How to choose where to study abroad

Four crucial factors to consider when choosing the best study abroad experience to suit you.
September 22 2015

Studying abroad can be an eye-opening experience wherever you go. But if you want to maximise your opportunities and get the most out of your experience, it is crucial to make an informed decision about where to study.

Luckily, there are plenty of resources to help you make a good decision, and I’ll take you through all the factors you should consider.

University rankings

Rankings should not be the sole basis of your decision, but there are many good reasons to use them as a starting point.

The Times Higher Education World University Rankings give the most reliable indication of the quality of teaching, research, innovation and the global outlook of the best universities in the world. If you want a premium academic experience, a highly ranked university is a solid bet. You can also single out the best universities in your chosen subject by using the relevant subject ranking.

What’s more, the reputation of a top university opens doors to opportunities that might not otherwise be available. At the end of your course, getting a job in the country you have travelled to is not always straightforward. Rightly or wrongly, employers are sometimes more willing to sponsor a visa for those graduating from a top university.

After the post-study work visa was abolished in the UK in 2012, non-European Union students could no longer automatically work in the UK in the two years after their studies. According to one recent University of Oxford graduate from India who now works in finance in London, employers are more likely to hire only international graduates from the best universities.

Read more stories about getting a job after study abroad here

There are also study-abroad scholarships that are available only to students at a top-ranked university. For example, students from South Korea may be eligible for a scholarship if they are enrolled at a top 100 university, and Albanian students can get a full scholarship from the government to study at a university in the top 15.

The rankings can also inform on another decision factor: the international environment on campus. As an international student, you will want to integrate as much as possible into the new culture abroad. This is much easier when a significant number of international students are already present on campus, as it ensures an open-minded, tolerant and diverse environment, according to Bruce Rayton, associate dean for postgraduate taught programmes at the University of Bath.

He says: “The experience is created for all those here on campus, because we enrich the university community and provide a set of experiences, examples and cultural perspectives that we simply wouldn’t get otherwise.”

There is no easy way to choose which university is right for your specific needs, so you should not base your decision on rankings and reputation alone. Here are some other factors to consider.

Costs

Tuition fees, living expenses and funding opportunities vary immensely across different countries, universities and course subjects.

The most expensive courses across the world are clinical undergraduate degrees and MBA postgraduate courses. The cost of clinical degrees, including veterinary medicine, can reach four times the price of other courses.

The good news is that Germany, DenmarkFinlandNorway and Sweden do not charge undergraduate tuition fees, with varying conditions, so it is worth researching the opportunities.

International study: annual tuition fee estimates (US$)

Country Undergraduates Postgraduates
Australia $11,750-$25,800 $15,650-$28,900
UK $20,000-$55,500 $12,300-$70,000
Canada $11,000-$38,500 $6,000-$34,000
US (private universities) $26,000-$41,000 $44,000

It’s important to factor in living expenses as well, as these can vary greatly even from one city to another in the same country.

Universities, governments and external bodies all offer scholarships for international students.

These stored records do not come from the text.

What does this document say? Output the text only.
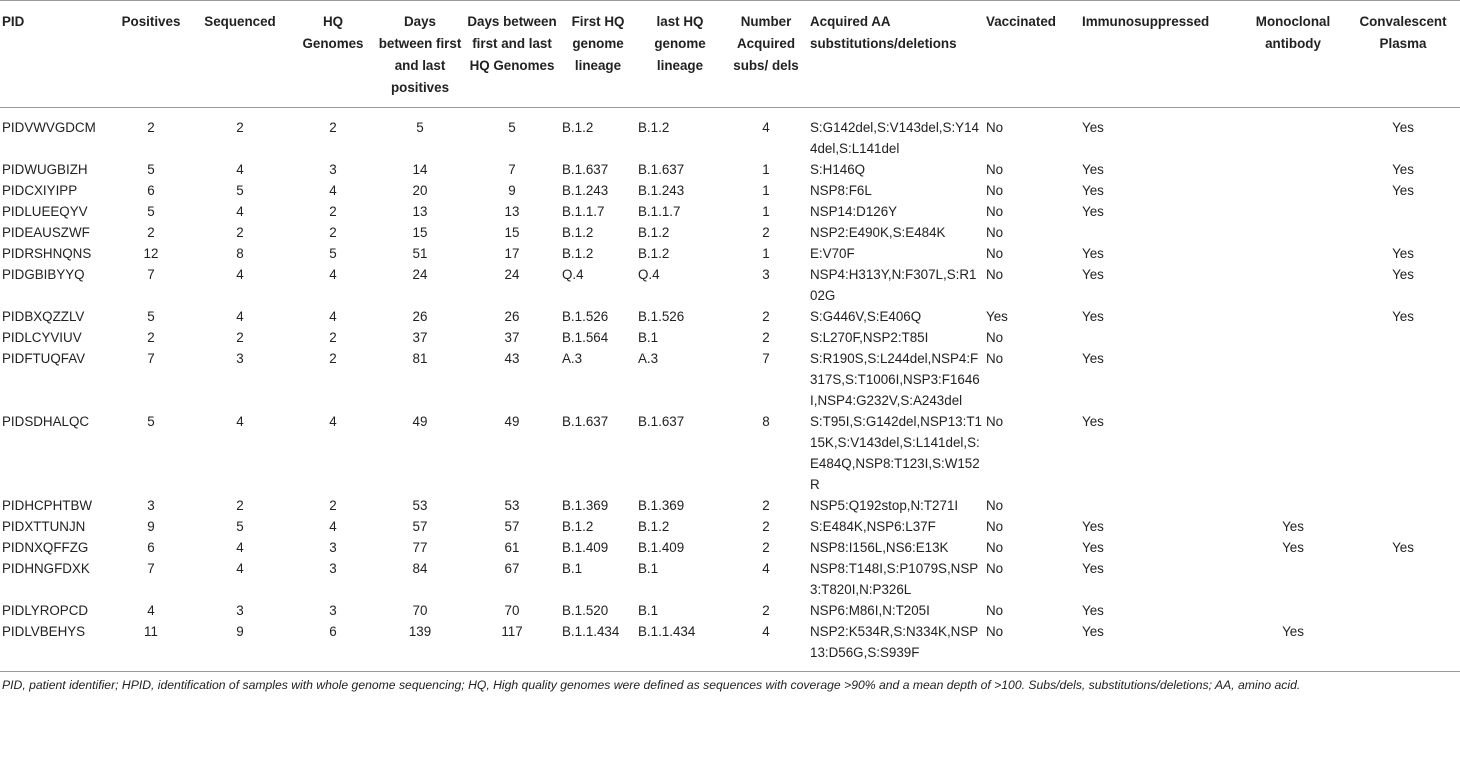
PID	Positives	Sequenced	HQ Genomes	Days between first and last positives	Days between first and last HQ Genomes	First HQ genome lineage	last HQ genome lineage	Number Acquired subs/ dels	Acquired AA substitutions/deletions	Vaccinated	Immunosuppressed	Monoclonal antibody	Convalescent Plasma
PIDVWVGDCM	2	2	2	5	5	B.1.2	B.1.2	4	S:G142del,S:V143del,S:Y144del,S:L141del	No	Yes		Yes
PIDWUGBIZH	5	4	3	14	7	B.1.637	B.1.637	1	S:H146Q	No	Yes		Yes
PIDCXIYIPP	6	5	4	20	9	B.1.243	B.1.243	1	NSP8:F6L	No	Yes		Yes
PIDLUEEQYV	5	4	2	13	13	B.1.1.7	B.1.1.7	1	NSP14:D126Y	No	Yes		
PIDEAUSZWF	2	2	2	15	15	B.1.2	B.1.2	2	NSP2:E490K,S:E484K	No			
PIDRSHNQNS	12	8	5	51	17	B.1.2	B.1.2	1	E:V70F	No	Yes		Yes
PIDGBIBYYQ	7	4	4	24	24	Q.4	Q.4	3	NSP4:H313Y,N:F307L,S:R102G	No	Yes		Yes
PIDBXQZZLV	5	4	4	26	26	B.1.526	B.1.526	2	S:G446V,S:E406Q	Yes	Yes		Yes
PIDLCYVIUV	2	2	2	37	37	B.1.564	B.1	2	S:L270F,NSP2:T85I	No			
PIDFTUQFAV	7	3	2	81	43	A.3	A.3	7	S:R190S,S:L244del,NSP4:F317S,S:T1006I,NSP3:F1646I,NSP4:G232V,S:A243del	No	Yes		
PIDSDHALQC	5	4	4	49	49	B.1.637	B.1.637	8	S:T95I,S:G142del,NSP13:T115K,S:V143del,S:L141del,S:E484Q,NSP8:T123I,S:W152R	No	Yes		
PIDHCPHTBW	3	2	2	53	53	B.1.369	B.1.369	2	NSP5:Q192stop,N:T271I	No			
PIDXTTUNJN	9	5	4	57	57	B.1.2	B.1.2	2	S:E484K,NSP6:L37F	No	Yes	Yes	
PIDNXQFFZG	6	4	3	77	61	B.1.409	B.1.409	2	NSP8:I156L,NS6:E13K	No	Yes	Yes	Yes
PIDHNGFDXK	7	4	3	84	67	B.1	B.1	4	NSP8:T148I,S:P1079S,NSP3:T820I,N:P326L	No	Yes		
PIDLYROPCD	4	3	3	70	70	B.1.520	B.1	2	NSP6:M86I,N:T205I	No	Yes		
PIDLVBEHYS	11	9	6	139	117	B.1.1.434	B.1.1.434	4	NSP2:K534R,S:N334K,NSP13:D56G,S:S939F	No	Yes	Yes	
PID, patient identifier; HPID, identification of samples with whole genome sequencing; HQ, High quality genomes were defined as sequences with coverage >90% and a mean depth of >100. Subs/dels, substitutions/deletions; AA, amino acid.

Some of these are available to students from a specific region, going to a specific region or university, studying a specific subject, or based on other factors such as ethnicity, gender and academic achievement.

Studying abroad is a full-on, immersive experience, and having the money to cover living expenses really matters. You don’t have to secure funding before applying, but it should play a big role in your decision-making.

Visa

Visa applications in different countries consider different factors, including your age and educational background, funding availability, language skills and intended degree course. There are also different restrictions on how long you can stay in the country before and after your studies, and whether you can work during or after your degree.

Don’t worry if you don’t know your post-study plans yet – few people have a firm plan in mind for that far ahead. But if you know that you’d like to remain and work abroad, pay careful attention to visa eligibility requirements while you make your decision.

Admissions

You will have to demonstrate academic merit and language skills for any application to an English-speaking university, but the acceptance rate varies depending on how competitive a university is (how many applications it gets for each place) and the academic status of the institution. Generally speaking, the top universities are harder to get into, even for the brightest international students.

Some universities also have policies about the number of international students they can accept on different courses.

There is no hard and fast rule for maximising your chance of getting into a university abroad, but it is worth looking into acceptance rates for international students and considering any entry requirements you will have to fulfil.